How Ee Tested...
Web Servers
To test our Web servers, we used several pieces of hardware. Each client load generator was an Intel Pentium 200 MMX PC configured with Microsoft Windows NT Workstation (Service Pack 5) and 64 MB of RAM. Our three Compaq ProLiant servers (1850R, 3000 and 6000) contained four 500-MHz Pentium III processors with 512 KB cache per processor and 512 MB of RAM, and our prerelease Sun SPARC server had four 500-MHz SPARC CPUs and 4 GB of RAM. All servers featured Ultra SCSI-2 hard drives. A Lucent Cajun P550 FE switch connected servers and clients. We also ran Netscape (a.k.a. iPlanet) Enterprise Server and Apache Server tests on a 300-MHz Sun Ultra 10 with 256 MB of RAM.
Before we ran our test suite, we performed tests to calibrate the load agendas and generator configurations with our client load generators.
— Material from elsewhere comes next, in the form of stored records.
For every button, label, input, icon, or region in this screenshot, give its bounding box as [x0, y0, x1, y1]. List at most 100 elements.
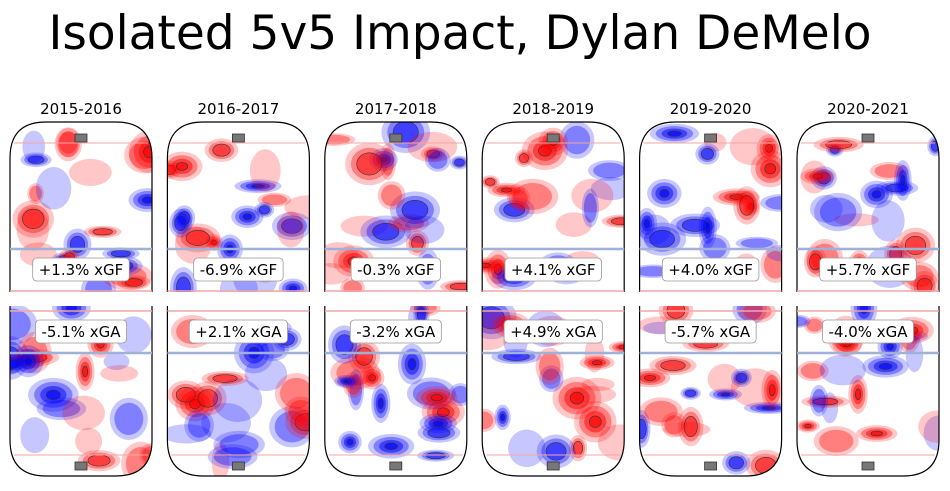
- contour-blob: [449, 282, 467, 291]
- xgf-box: [819, 257, 917, 282]
- season-title: 2018-2019: [512, 100, 594, 118]
- heatmap-contours: [167, 138, 310, 292]
- contour-blob: [508, 429, 546, 468]
- xga-box: [822, 319, 914, 344]
- contour-blob: [659, 189, 670, 198]
- contour-blob: [377, 181, 406, 210]
- contour-blob: [340, 277, 365, 292]
- contour-blob: [729, 128, 777, 166]
- heatmap-contours: [327, 306, 467, 462]
- contour-blob: [797, 314, 811, 328]
- contour-blob: [274, 373, 310, 414]
- contour-blob: [591, 360, 603, 366]
- rink-panel: 2017-2018 -0.3% xGF -3.2% xGA: [324, 100, 468, 477]
- contour-blob: [538, 145, 552, 157]
- contour-blob: [834, 213, 879, 227]
- xgf-value: +1.3% xGF: [39, 261, 124, 279]
- contour-blob: [244, 356, 288, 392]
- contour-blob: [735, 372, 748, 383]
- contour-blob: [761, 405, 776, 410]
- contour-blob: [45, 389, 61, 400]
- xgf-label: +4.0% xGF: [661, 257, 760, 282]
- xga-box: [349, 319, 442, 344]
- contour-blob: [103, 352, 130, 370]
- contour-blob: [700, 148, 714, 160]
- season-title: 2017-2018: [355, 100, 437, 118]
- goal-net: [861, 133, 875, 143]
- contour-blob: [813, 426, 859, 457]
- heatmap-contours: [167, 314, 310, 476]
- contour-blob: [918, 410, 939, 443]
- contour-blob: [343, 280, 362, 292]
- contour-blob: [797, 316, 808, 327]
- contour-blob: [923, 415, 939, 451]
- contour-blob: [707, 363, 742, 395]
- contour-blob: [27, 183, 44, 204]
- contour-blob: [508, 187, 531, 211]
- xga-box: [503, 319, 603, 344]
- contour-blob: [581, 188, 599, 228]
- contour-blob: [454, 158, 465, 167]
- contour-blob: [167, 424, 212, 444]
- goal-net: [231, 133, 245, 143]
- xgf-value: +5.7% xGF: [826, 261, 911, 279]
- xga-label: -3.2% xGA: [349, 319, 442, 344]
- xgf-label: +1.3% xGF: [32, 257, 130, 282]
- contour-blob: [886, 342, 894, 351]
- rink-panel: 2019-2020 +4.0% xGF -5.7% xGA: [639, 100, 783, 477]
- contour-blob: [819, 429, 854, 453]
- contour-blob: [10, 308, 31, 341]
- contour-blob: [809, 194, 843, 223]
- xga-value: -4.0% xGA: [828, 323, 908, 341]
- contour-blob: [728, 456, 744, 470]
- contour-blob: [589, 415, 602, 428]
- xga-value: +2.1% xGA: [195, 323, 282, 341]
- contour-blob: [212, 374, 238, 383]
- xga-label: -4.0% xGA: [822, 319, 914, 344]
- contour-blob: [764, 163, 777, 175]
- contour-blob: [356, 152, 383, 176]
- rink-boards-bottom: [324, 306, 468, 477]
- contour-blob: [555, 212, 592, 237]
- heatmap-contours: [797, 306, 939, 457]
- contour-blob: [803, 316, 826, 334]
- contour-blob: [185, 230, 210, 246]
- rink-boards-top: [166, 121, 310, 292]
- xga-value: -5.7% xGA: [671, 323, 751, 341]
- contour-blob: [346, 438, 354, 446]
- contour-blob: [797, 360, 829, 382]
- contour-blob: [426, 149, 440, 159]
- rink-panel: 2015-2016 +1.3% xGF -5.1% xGA: [9, 100, 153, 477]
- contour-blob: [213, 447, 252, 466]
- contour-blob: [425, 452, 446, 460]
- contour-blob: [212, 378, 263, 422]
- contour-blob: [639, 418, 647, 439]
- contour-blob: [870, 430, 883, 437]
- xga-label: +2.1% xGA: [188, 319, 288, 344]
- contour-blob: [597, 424, 625, 461]
- contour-blob: [407, 358, 417, 371]
- xgf-value: +4.1% xGF: [511, 261, 596, 279]
- contour-blob: [372, 222, 400, 241]
- contour-blob: [294, 413, 310, 432]
- contour-blob: [661, 412, 688, 438]
- contour-blob: [20, 417, 50, 454]
- contour-blob: [871, 190, 882, 199]
- contour-blob: [368, 374, 376, 382]
- contour-blob: [174, 215, 187, 232]
- xga-box: [664, 319, 757, 344]
- contour-blob: [176, 276, 191, 292]
- season-title: 2020-2021: [827, 100, 909, 118]
- contour-blob: [644, 400, 678, 423]
- contour-blob: [482, 310, 513, 351]
- xga-box: [188, 319, 288, 344]
- contour-blob: [22, 130, 46, 163]
- contour-blob: [500, 187, 513, 193]
- contour-blob: [424, 147, 451, 172]
- contour-blob: [22, 208, 45, 229]
- contour-blob: [512, 183, 553, 210]
- contour-blob: [809, 384, 829, 417]
- contour-blob: [403, 215, 445, 244]
- rink-boards-bottom: [166, 306, 310, 477]
- contour-blob: [535, 347, 564, 385]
On one Intel machine, we measured bandwidth and request rates for various loads using RadView's WebLoad software. This program's Cruise Control feature adds clients at a gradual, specified interval until a goal is reached. We set the goal to be the maximum number of clients we could use effectively.
We used the Static 1-Kbps to 20-Kbps HTML agenda and the quad Sun and Intel machines to put the greatest load on the clients and server machines, with the least network traffic. Then we configured WebLoad to start with one client machine and a load of two, adding a client and load every 30 seconds. When the client load reached 76 (38 machines), the perfect stair-step relationship between clients and network bandwidth broke down and leveled out at around 11.8 MBps (94.4 Mbps) HTTP payload, an acceptable limit.
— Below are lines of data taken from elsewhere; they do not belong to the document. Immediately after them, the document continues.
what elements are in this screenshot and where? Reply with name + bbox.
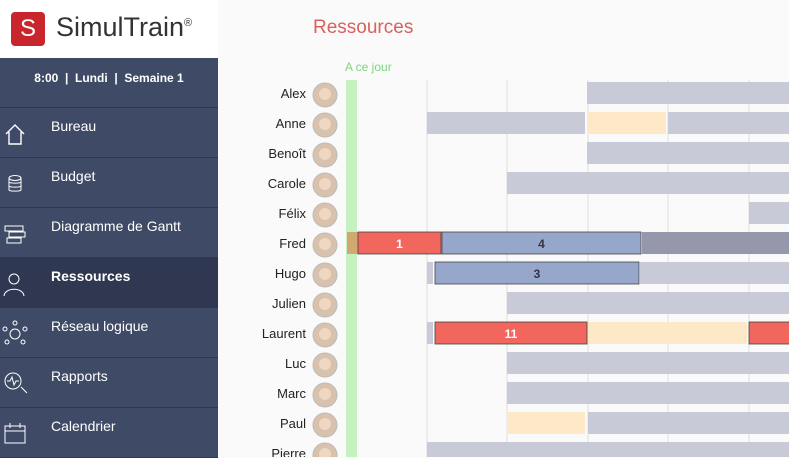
logo-name: SimulTrain® bbox=[56, 12, 192, 43]
menu-icon bbox=[5, 124, 25, 145]
menu-item[interactable]: Réseau logique bbox=[0, 308, 218, 358]
task-bar bbox=[427, 262, 433, 284]
sidebar: S SimulTrain® 8:00 | Lundi | Semaine 1 B… bbox=[0, 0, 218, 458]
task-label: 4 bbox=[538, 237, 545, 251]
resource-name: Félix bbox=[279, 206, 307, 221]
task-bar bbox=[588, 412, 789, 434]
task-bar bbox=[434, 321, 588, 345]
page-title: Ressources bbox=[313, 17, 413, 38]
avatar-face bbox=[319, 418, 331, 430]
task-bar bbox=[507, 382, 789, 404]
task-bar bbox=[507, 292, 789, 314]
menu-item[interactable]: Rapports bbox=[0, 358, 218, 408]
menu-label: Budget bbox=[51, 168, 96, 184]
task-bar bbox=[427, 112, 585, 134]
menu-item[interactable]: Diagramme de Gantt bbox=[0, 208, 218, 258]
menu-icon bbox=[4, 423, 26, 444]
avatar-face bbox=[319, 148, 331, 160]
avatar-face bbox=[319, 268, 331, 280]
resource-chart: Ressources A ce jour Alex Anne Benoît Carole F… bbox=[262, 17, 789, 457]
task-bar bbox=[427, 442, 789, 457]
task-bar bbox=[357, 231, 442, 255]
task-bar bbox=[441, 231, 642, 255]
resource-name: Alex bbox=[281, 86, 307, 101]
avatar-face bbox=[319, 208, 331, 220]
resource-name: Benoît bbox=[268, 146, 306, 161]
avatar-face bbox=[319, 358, 331, 370]
resource-name: Hugo bbox=[275, 266, 306, 281]
task-bar bbox=[640, 262, 789, 284]
task-bar bbox=[434, 261, 640, 285]
task-bar bbox=[749, 202, 789, 224]
menu-label: Diagramme de Gantt bbox=[51, 218, 181, 234]
menu-icon bbox=[2, 320, 28, 345]
menu-icon bbox=[8, 175, 22, 192]
menu-label: Rapports bbox=[51, 368, 108, 384]
status-bar: 8:00 | Lundi | Semaine 1 bbox=[0, 58, 218, 108]
task-bar bbox=[642, 232, 789, 254]
task-bar bbox=[427, 322, 433, 344]
resource-name: Carole bbox=[268, 176, 306, 191]
menu-label: Bureau bbox=[51, 118, 97, 134]
task-label: 1 bbox=[396, 237, 403, 251]
resource-name: Anne bbox=[276, 116, 306, 131]
resource-name: Fred bbox=[279, 236, 306, 251]
today-line bbox=[346, 80, 357, 457]
task-bar bbox=[588, 322, 747, 344]
logo-mark: S bbox=[11, 12, 45, 46]
menu: Bureau Budget Diagramme de Gantt Ressources… bbox=[0, 108, 218, 458]
logo: S SimulTrain® bbox=[0, 0, 218, 58]
avatar-face bbox=[319, 238, 331, 250]
resource-name: Julien bbox=[272, 296, 306, 311]
resource-name: Laurent bbox=[262, 326, 306, 341]
task-bar bbox=[507, 352, 789, 374]
task-bar bbox=[507, 412, 585, 434]
avatar-face bbox=[319, 298, 331, 310]
menu-icon bbox=[4, 372, 28, 394]
menu-item[interactable]: Ressources bbox=[0, 258, 218, 308]
today-label: A ce jour bbox=[345, 60, 392, 74]
task-bar bbox=[588, 112, 666, 134]
task-bar bbox=[507, 172, 789, 194]
task-bar bbox=[668, 112, 789, 134]
task-bar bbox=[347, 232, 358, 254]
task-bar bbox=[748, 321, 789, 345]
resource-name: Marc bbox=[277, 386, 306, 401]
task-label: 11 bbox=[505, 327, 518, 341]
menu-label: Calendrier bbox=[51, 418, 116, 434]
logo-text: SimulTrain bbox=[56, 12, 185, 42]
menu-icon bbox=[4, 225, 26, 244]
task-label: 3 bbox=[534, 267, 541, 281]
menu-item[interactable]: Calendrier bbox=[0, 408, 218, 458]
avatar-face bbox=[319, 388, 331, 400]
avatar-face bbox=[319, 178, 331, 190]
menu-item[interactable]: Bureau bbox=[0, 108, 218, 158]
avatar-face bbox=[319, 118, 331, 130]
resource-name: Paul bbox=[280, 416, 306, 431]
task-bar bbox=[587, 82, 789, 104]
avatar-face bbox=[319, 328, 331, 340]
resource-name: Luc bbox=[285, 356, 306, 371]
resource-name: Pierre bbox=[271, 446, 306, 457]
logo-registered: ® bbox=[184, 17, 193, 29]
avatar-face bbox=[319, 88, 331, 100]
menu-label: Ressources bbox=[51, 268, 131, 284]
menu-icon bbox=[3, 273, 25, 297]
menu-item[interactable]: Budget bbox=[0, 158, 218, 208]
menu-label: Réseau logique bbox=[51, 318, 149, 334]
task-bar bbox=[587, 142, 789, 164]
avatar-face bbox=[319, 448, 331, 457]
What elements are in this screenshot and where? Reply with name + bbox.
The smallest page tests produced the most client requests, and thus taxed the servers the most. SSI (Server-Side Include) tests taxed the CPU even more heavily. Data was never bigger than 20 MB. With such huge RAM configurations, 99.9 percent of our client requests came from the servers' cache; thus, we could remove the hard drive from the performance evaluation.
We also used persistent connections for all tests, so that each TCP session would remain open throughout the test. This configuration resulted in the best performance numbers. Had we used nonpersistent connections, performance would have decreased and we would have had to perform some TCP tweaks.
Our scripting tests performed a case-sensitive search through a 200-KB text file (/usr/dict/words) that returned all matches. These applications are easy to code across all languages. Perl and Perl-based scripting mechanisms have an advantage over such alternatives as ASP in this application. Our tests provide points of comparison using a common scripting method across all platforms in a common application, demonstrating each language's text-parsing ability.